To achieve the above goals this study compares the results of manual coding and Natural
Language Processing (NLP) methods. NLP was used in qualitative data analysis activities, such as creating a codebook and finding relevant responses. Those were done with the help of NLP topic modelling techniques, which involve measuring how similar responses are and grouping responses that are similar together. We have used transcripts obtained from the AHDP project for the case study. The manual analysis of those transcripts (the creation of the codebook, quotes, and themes) is done by four people from the Center for Impact, Innovation, and Capacity Building for Health Information Systems and Nutrition (CIICHIN). To reach our goals, we turned all of the transcripts into a Pandas dataframe, which is a “two dimensional labelled data structure with columns of potentially different types” and is made up of a column of questions and a column of answers. We made a collection of responses using the programming language Python and its regular expression library. Then summed them up using Spacy, which is an “open-source Python library for advanced natural language processing.” After we grouped responses from the same question and generated a dataset of questions and answers, we finally built topics from each group of responses to compare them to the codes created in manual coding.
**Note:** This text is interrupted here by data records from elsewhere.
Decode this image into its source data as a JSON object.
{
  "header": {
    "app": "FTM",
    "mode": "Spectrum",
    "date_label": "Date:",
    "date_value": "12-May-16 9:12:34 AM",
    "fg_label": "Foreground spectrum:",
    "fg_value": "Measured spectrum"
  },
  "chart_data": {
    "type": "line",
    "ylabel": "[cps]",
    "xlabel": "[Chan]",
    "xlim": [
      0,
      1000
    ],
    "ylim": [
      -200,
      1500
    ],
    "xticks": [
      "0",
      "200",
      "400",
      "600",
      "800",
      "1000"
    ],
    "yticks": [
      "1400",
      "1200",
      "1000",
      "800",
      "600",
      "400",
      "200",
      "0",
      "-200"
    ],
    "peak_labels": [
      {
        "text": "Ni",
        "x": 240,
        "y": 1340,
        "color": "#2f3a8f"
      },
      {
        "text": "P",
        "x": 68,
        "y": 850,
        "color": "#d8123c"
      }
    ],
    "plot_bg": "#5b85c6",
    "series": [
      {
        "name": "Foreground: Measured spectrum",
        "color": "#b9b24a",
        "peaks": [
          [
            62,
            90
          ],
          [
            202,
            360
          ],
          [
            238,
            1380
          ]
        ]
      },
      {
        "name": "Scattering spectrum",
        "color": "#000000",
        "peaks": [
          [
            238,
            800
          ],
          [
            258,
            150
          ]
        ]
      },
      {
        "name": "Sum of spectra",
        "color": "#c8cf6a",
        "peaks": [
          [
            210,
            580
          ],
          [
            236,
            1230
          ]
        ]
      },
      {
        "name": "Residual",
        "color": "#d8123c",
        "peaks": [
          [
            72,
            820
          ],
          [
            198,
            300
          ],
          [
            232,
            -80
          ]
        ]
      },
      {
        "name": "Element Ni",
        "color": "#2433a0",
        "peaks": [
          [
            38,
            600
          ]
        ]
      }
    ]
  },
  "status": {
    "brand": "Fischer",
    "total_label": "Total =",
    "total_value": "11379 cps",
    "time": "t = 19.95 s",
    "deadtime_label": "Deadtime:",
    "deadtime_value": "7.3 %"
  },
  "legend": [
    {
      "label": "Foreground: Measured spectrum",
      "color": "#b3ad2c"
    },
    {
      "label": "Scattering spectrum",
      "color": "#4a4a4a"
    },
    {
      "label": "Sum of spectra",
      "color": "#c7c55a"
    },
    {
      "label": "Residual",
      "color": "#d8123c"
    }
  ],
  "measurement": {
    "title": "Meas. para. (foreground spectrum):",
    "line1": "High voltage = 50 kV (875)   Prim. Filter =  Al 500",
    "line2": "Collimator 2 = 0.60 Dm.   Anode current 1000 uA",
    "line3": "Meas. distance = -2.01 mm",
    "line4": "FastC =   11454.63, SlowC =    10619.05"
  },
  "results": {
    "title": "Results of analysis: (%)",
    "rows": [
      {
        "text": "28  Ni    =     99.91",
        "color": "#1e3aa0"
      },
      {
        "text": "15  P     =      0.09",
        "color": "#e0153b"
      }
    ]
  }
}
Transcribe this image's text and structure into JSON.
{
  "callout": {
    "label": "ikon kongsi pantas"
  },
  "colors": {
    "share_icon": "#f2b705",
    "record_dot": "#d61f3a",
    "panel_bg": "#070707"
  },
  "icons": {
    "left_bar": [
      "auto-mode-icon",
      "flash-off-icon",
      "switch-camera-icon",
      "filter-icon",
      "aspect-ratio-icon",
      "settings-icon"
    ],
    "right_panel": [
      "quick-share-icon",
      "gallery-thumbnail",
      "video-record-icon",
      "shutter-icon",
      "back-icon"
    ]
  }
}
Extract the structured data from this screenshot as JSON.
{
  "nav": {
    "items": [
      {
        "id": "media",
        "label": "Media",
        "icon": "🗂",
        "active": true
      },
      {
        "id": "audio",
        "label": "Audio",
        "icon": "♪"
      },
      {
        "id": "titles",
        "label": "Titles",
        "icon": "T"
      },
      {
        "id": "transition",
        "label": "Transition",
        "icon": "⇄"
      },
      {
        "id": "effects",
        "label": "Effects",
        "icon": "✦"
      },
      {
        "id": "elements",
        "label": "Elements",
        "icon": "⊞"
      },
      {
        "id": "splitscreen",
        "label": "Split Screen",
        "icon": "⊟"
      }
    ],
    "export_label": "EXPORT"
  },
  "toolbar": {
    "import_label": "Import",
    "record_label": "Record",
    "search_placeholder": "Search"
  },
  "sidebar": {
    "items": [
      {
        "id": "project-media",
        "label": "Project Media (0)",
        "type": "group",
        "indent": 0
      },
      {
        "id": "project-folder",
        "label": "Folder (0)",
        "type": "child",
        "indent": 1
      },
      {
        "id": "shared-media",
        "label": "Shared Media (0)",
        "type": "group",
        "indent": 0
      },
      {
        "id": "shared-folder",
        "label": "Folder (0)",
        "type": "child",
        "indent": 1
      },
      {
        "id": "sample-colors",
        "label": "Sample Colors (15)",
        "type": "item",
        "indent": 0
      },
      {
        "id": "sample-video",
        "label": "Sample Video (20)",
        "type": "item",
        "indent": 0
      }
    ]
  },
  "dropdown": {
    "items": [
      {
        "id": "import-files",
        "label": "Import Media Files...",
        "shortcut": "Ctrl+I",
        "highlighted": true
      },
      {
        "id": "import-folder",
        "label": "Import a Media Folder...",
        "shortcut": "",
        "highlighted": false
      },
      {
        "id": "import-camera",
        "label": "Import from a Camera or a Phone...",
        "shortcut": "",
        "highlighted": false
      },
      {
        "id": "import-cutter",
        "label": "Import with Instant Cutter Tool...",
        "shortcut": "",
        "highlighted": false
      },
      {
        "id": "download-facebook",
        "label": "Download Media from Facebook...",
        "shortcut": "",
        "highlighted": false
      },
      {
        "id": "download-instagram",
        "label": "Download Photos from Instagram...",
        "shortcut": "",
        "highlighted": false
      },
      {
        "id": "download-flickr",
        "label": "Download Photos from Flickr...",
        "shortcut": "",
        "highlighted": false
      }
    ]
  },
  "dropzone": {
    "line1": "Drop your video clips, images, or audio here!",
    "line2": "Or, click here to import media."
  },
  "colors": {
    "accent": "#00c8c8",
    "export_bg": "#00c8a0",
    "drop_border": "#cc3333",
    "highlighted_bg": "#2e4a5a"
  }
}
Using concepts of paraphrase mining, we created clusters of responses based on conceptual similarity, which helped measure the relevance of responses based on the number of responses we have in each cluster. Agglomerative clustering was used because does not require a number of clusters as hyperparameters which is an important feature needed in qualitative data analysis since vii is difficult to know the number cluster transcript can produce if you set it before sometimes can Couse your result to be biased.
NLP text summarization result (fig:7) produce word occurrence almost similar to the original transcripts, which is good news for the social researcher because it can help to get an insight into whole transcripts before even actual analysis start.
NLP topic modelling produces results conceptually similar to codebook produced with manual coding, this implies that topic modelling can be used by social researchers before or after codebook creation to measure if the codebook created is relevant or not.
With the paraphrase mining concept NLP was able to identify responses which are relevant to the question or not, this can help to save time during analysis since analysis are not losing time by analyzing irrelevant response.